Aparentemente, o mercado financeiro 2.0 já se deu conta de que o Bitcoin não é pirâmide. Uma indústria que bateu US$ 2,2 trilhões em ativos veio, claro, para ficar.

Gráfico mostra a capitalização do mercado de criptoativos, mostrando a dominância do Bitcoin / Fonte: Cointelegraph

Um sinal evidente do quanto as moedas virtuais vieram para corrigir a falta de acesso ao mercado financeiro formal está na lista dos países que mais as transacionam. O campeão mundial é a Nigéria, onde 32% da população têm experiência com o ecossistema. O top 5 é completado por Vietnam, Filipinas, Turquia e Peru, todos na casa dos dois dígitos, enquanto nos EUA é 6%.
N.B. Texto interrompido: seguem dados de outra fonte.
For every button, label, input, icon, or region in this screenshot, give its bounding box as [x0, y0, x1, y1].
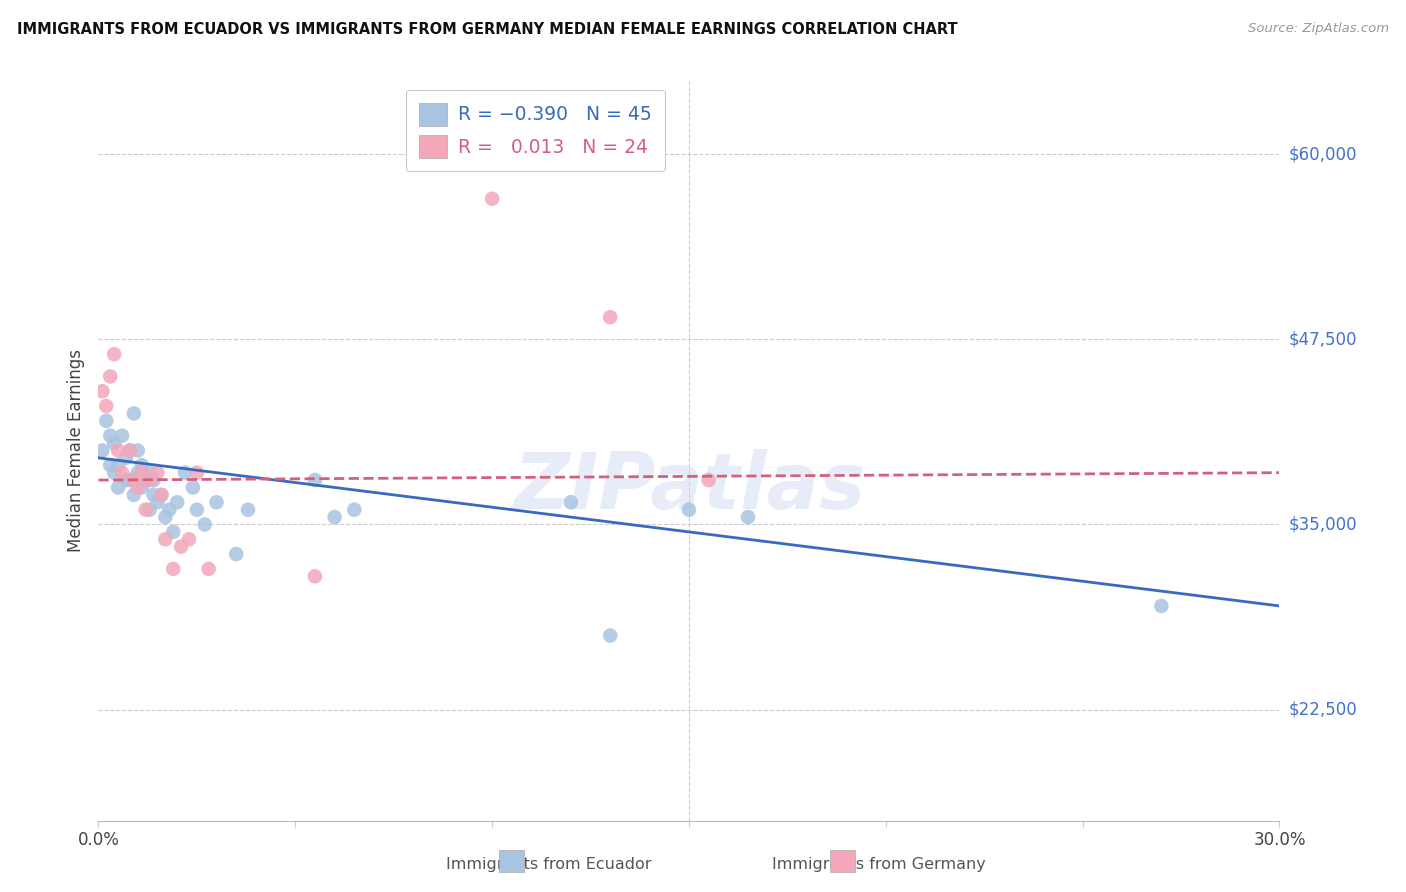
Text: ZIPatlas: ZIPatlas: [513, 450, 865, 525]
Point: [118, 473, 141, 487]
Point: [181, 480, 204, 494]
Point: [127, 480, 149, 494]
Point: [177, 533, 200, 547]
Text: Immigrants from Ecuador: Immigrants from Ecuador: [446, 857, 651, 872]
Point: [150, 488, 173, 502]
Point: [323, 510, 346, 524]
Point: [107, 443, 129, 458]
Point: [127, 443, 149, 458]
Text: $35,000: $35,000: [1289, 516, 1358, 533]
Point: [135, 502, 157, 516]
Point: [118, 443, 141, 458]
Point: [155, 533, 177, 547]
Point: [205, 495, 228, 509]
Point: [131, 466, 153, 480]
Point: [103, 347, 125, 361]
Point: [174, 466, 197, 480]
Point: [166, 495, 188, 509]
Point: [186, 502, 208, 516]
Point: [131, 458, 153, 473]
Text: IMMIGRANTS FROM ECUADOR VS IMMIGRANTS FROM GERMANY MEDIAN FEMALE EARNINGS CORREL: IMMIGRANTS FROM ECUADOR VS IMMIGRANTS FR…: [17, 22, 957, 37]
Point: [98, 369, 121, 384]
Point: [138, 473, 160, 487]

No Brasil cerca de 1,4 milhão de pessoas utilizam coins. Embora isso represente apenas 0,6% da população, o dado se torna relevante quando sabemos que globalmente, o Bitcoin cresceu 113% no primeiro trimestre de 2021. O crescimento de outras moedas dá ideia do aquecimento do mercado:

  • Dash: 198%
  • Ethereum: 324%
  • Maker: 760%
  • Dogecoin:555%

A Amazon deve aceitar pagamento em Bitcoins até o final desse ano enquanto desenvolve sua própria moeda e a capilaridade do serviço de nuvem AWS deve facilitar a disseminação da prática. A Tesla, que havia começado a aceitar no início do ano, interrompeu a prática depois que Elon Musk fez uma declaração avaliando que o processo de mineração não era sustentável, mas que o retomaria quando essa questão fosse corrigida.

Portanto, é bom os políticos, que mal sabem usar o Twitter, acordarem para a vida e tratarem de entender as consequências dos criptoativos no comportamento das pessoas e na capacidade dos governos de ainda manterem algum controle sobre a política monetária. Porque eles não vão sumir nem serem banidos, ao menos no mundo democrático. Afinal, o bitcoin não é uma corporação nem tem CEO para depor em comitê do Senado.

Não vai demorar muito para podermos seguir os passos de Lazlo Hanyecz e pedir aquela pizza do fim de semana pagando em criptomoeda. Vai uma redonda aí?

*-Sobre o autor: Omarson Costa atua como Conselheiro de Administração, com formação em Análise de Sistemas e Marketing, tem MBA e especialização em Direito em Telecomunicações. Em sua carreira, registra passagens em empresas de telecom, meios de pagamento e Internet. As opiniões expressas nesse artigo não necessariamente refletem o ponto de vista de TELETIME.